Comment 3 Raphael Kubo da Costa 2012-02-01 12:39:38 UTC
(In reply to comment #2)
> My idea is that Ark should have a setting like 'Do not extract common
> metadata/cache files'. This should be on by default.

This sounds like a nice idea indeed. I'm retitling the bug to make it represent this discussion better. Thanks.
Comment 4 Justin Zobel 2021-03-09 05:23:05 UTC
Thank you for the bug report.

As this report hasn't seen any changes in 5 years or more, we ask if you can please confirm that the issue still persists.

If this bug is no longer persisting or relevant please change the status to resolved.
Comment 5 Jonathan Wakely 2021-03-11 14:54:53 UTC
I was just about to create a new wishlist report for exactly this feature. Yes, the problem still exists (using Ark version 20.08.1).
Comment 6 Jonathan Wakely 2021-03-11 15:03:58 UTC
(In reply to Andrew Udvare from comment #2)
> Maybe arkrc can have a section for meta data files to ignore so advanced
> users can edit the list without having to modify Ark's source.
> 
> [IgnoreExactMatch]
> Thumbs.db
> .DS_Store
> __MACOSX
> .directory

That customization feature might be nice, but might cause issues for people who don't realize the feature exists and don't know where to make the customization.

I think having the feature off by default is probably safest, but there could be a global configuration to turn it on, and the "Extract" dialog could show a checkbox for it with the other Options, to allow it to be turned on for individual extract operations (rather than globally).

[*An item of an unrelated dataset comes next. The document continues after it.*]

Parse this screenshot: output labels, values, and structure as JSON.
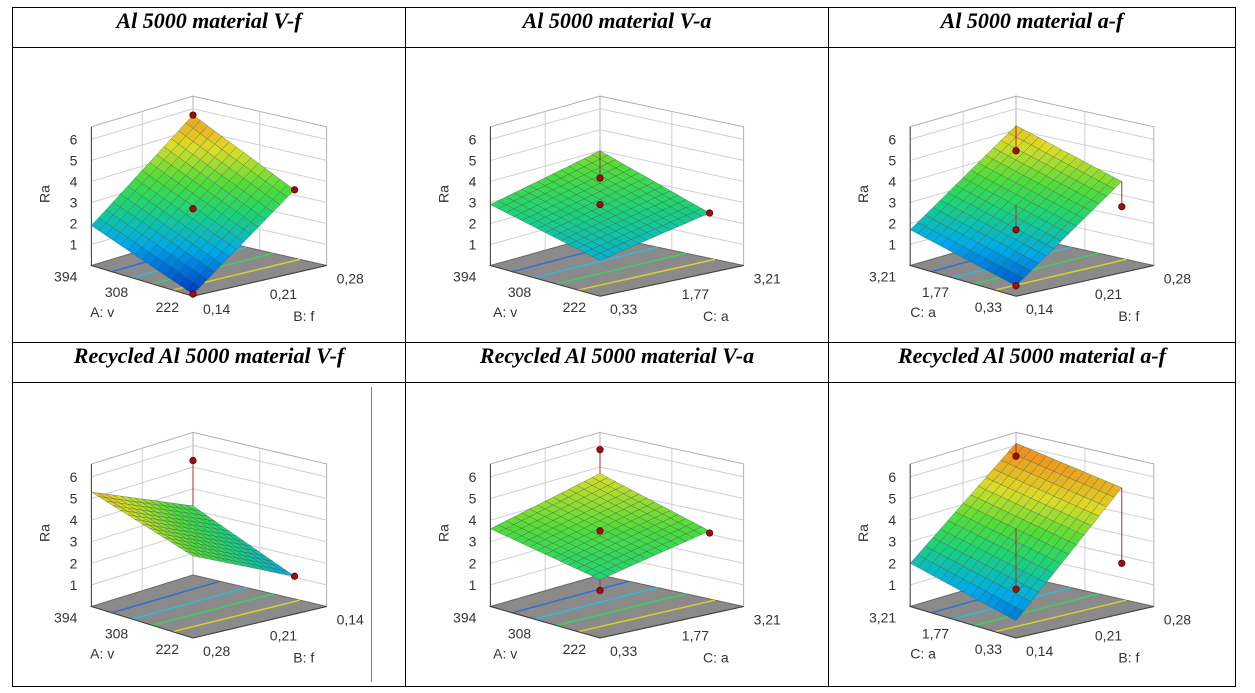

If it's easily turned on/off it's probably sufficient to just ignore __MACOSX and .DS_Store folders at the top level of the archive. If they occur below the top level, they might be there intentionally (if they'd been created automatically on MacOS then they'd also be present at the top level).

> This also means Ark would never have to actually test the contents of these
> files/directories should one appear in an archive that isn't actually what
> these normally are (especially since Thumbs.db could definitely mean a
> thumbnail database to something completely different).

If it's easily enabled/disabled in the Extract dialog I think testing the contents of the metadata dirs probably isn't necessary. If extra checks are desirable though, I suggest the heuristic should be that a folder called __MACOSX or .DS_Store is not extracted if everything below it is either a folder, or an AppleDouble file (i.e. one beginning with "._"). I don't think it's necessary to verify that there's a one-to-one mapping from those AppleDouble files to the actual files elsewhere in the archive. If somebody wants to extract them, they can just uncheck the "Ignore metadata junk" option.
Comment 7 Jonathan Wakely 2021-03-11 15:05:21 UTC
(In reply to Jonathan Wakely from comment #6)
> If it's easily turned on/off it's probably sufficient to just ignore
> __MACOSX and .DS_Store folders at the top level of the archive. If they
> occur below the top level, they might be there intentionally (if they'd been
> created automatically on MacOS then they'd also be present at the top level).

Ah no, that won't work for .DS_Store as that occurs at any level. But the __MACOSX folder should only be at the top-level.